Okay, I now have a working solution. I started by writing a new bash script (as opposed to using expect) which wrapped around Apple's serveradmin utility (itself being a wrapper around the slapconfig -backupdb I had been calling directly from the expect script):

#!/bin/bash

dst="/path/to/your/backup/directory"
pass="password"

host=$(hostname)
date=$(date +%Y-%m-%d-%H%M)

serveradmin command <<-EOC
    dirserv:backupArchiveParams:archivePassword = $pass
    dirserv:backupArchiveParams:archivePath = ${dst}/od_backup-${host}-${date}
    dirserv:command = backupArchive

EOC

It's based on this script, but uses bash "here document" instead of creating a file on disc containing the serveradmin commands (incl. plaintext password) to be run.

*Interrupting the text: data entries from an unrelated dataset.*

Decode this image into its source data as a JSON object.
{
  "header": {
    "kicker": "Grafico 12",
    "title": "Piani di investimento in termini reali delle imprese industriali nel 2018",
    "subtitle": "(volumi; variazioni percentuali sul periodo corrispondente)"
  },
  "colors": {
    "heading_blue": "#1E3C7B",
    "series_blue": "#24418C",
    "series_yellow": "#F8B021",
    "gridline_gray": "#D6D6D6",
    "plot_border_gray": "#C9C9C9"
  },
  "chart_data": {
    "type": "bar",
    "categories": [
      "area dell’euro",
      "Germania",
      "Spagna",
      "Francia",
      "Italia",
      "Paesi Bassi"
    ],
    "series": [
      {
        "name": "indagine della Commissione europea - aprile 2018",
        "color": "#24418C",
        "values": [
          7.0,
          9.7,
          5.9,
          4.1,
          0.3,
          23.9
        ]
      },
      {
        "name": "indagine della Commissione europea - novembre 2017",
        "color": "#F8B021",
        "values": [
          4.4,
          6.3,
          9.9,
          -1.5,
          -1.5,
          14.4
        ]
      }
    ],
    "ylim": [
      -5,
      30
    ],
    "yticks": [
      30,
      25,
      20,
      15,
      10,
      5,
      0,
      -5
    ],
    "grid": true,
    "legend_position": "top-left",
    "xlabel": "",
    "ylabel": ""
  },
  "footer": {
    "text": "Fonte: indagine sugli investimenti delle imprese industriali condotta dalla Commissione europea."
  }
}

This one worked fine when run from the command line as well, but still no .sparseimage was created when it was run from cron. So, the second stage of my fix was, as I mentioned above in the comments on my original question, to create a launchd plist to run it:

<?xml version="1.0" encoding="UTF-8"?>
<!DOCTYPE plist PUBLIC -//Apple Computer//DTD PLIST 1.0//EN http://www.apple.com/DTDs/PropertyList-1.0.dtd >
<plist version="1.0">
    <dict>
        <key>Label</key>
        <string>tld.domain.od_backup</string>
        <key>ProgramArguments</key>
        <array>
            <string>/var/root/sbin/od_backup</string>
        </array>
        <key>StartCalendarInterval</key>
        <dict>
            <key>Hour</key>
            <integer>2</integer>
            <key>Minute</key>
            <integer>30</integer>
        </dict>
    </dict>
</plist>

Naturally, I loaded the plist w/sudo launchctl load /Library/LaunchDaemons/tld.domain.od_backup.plist (domain & tld changed to protect identity). And, it seems to run correctly when called by launchd. The original script might've also run correctly if called by launchd, but I haven't tested it.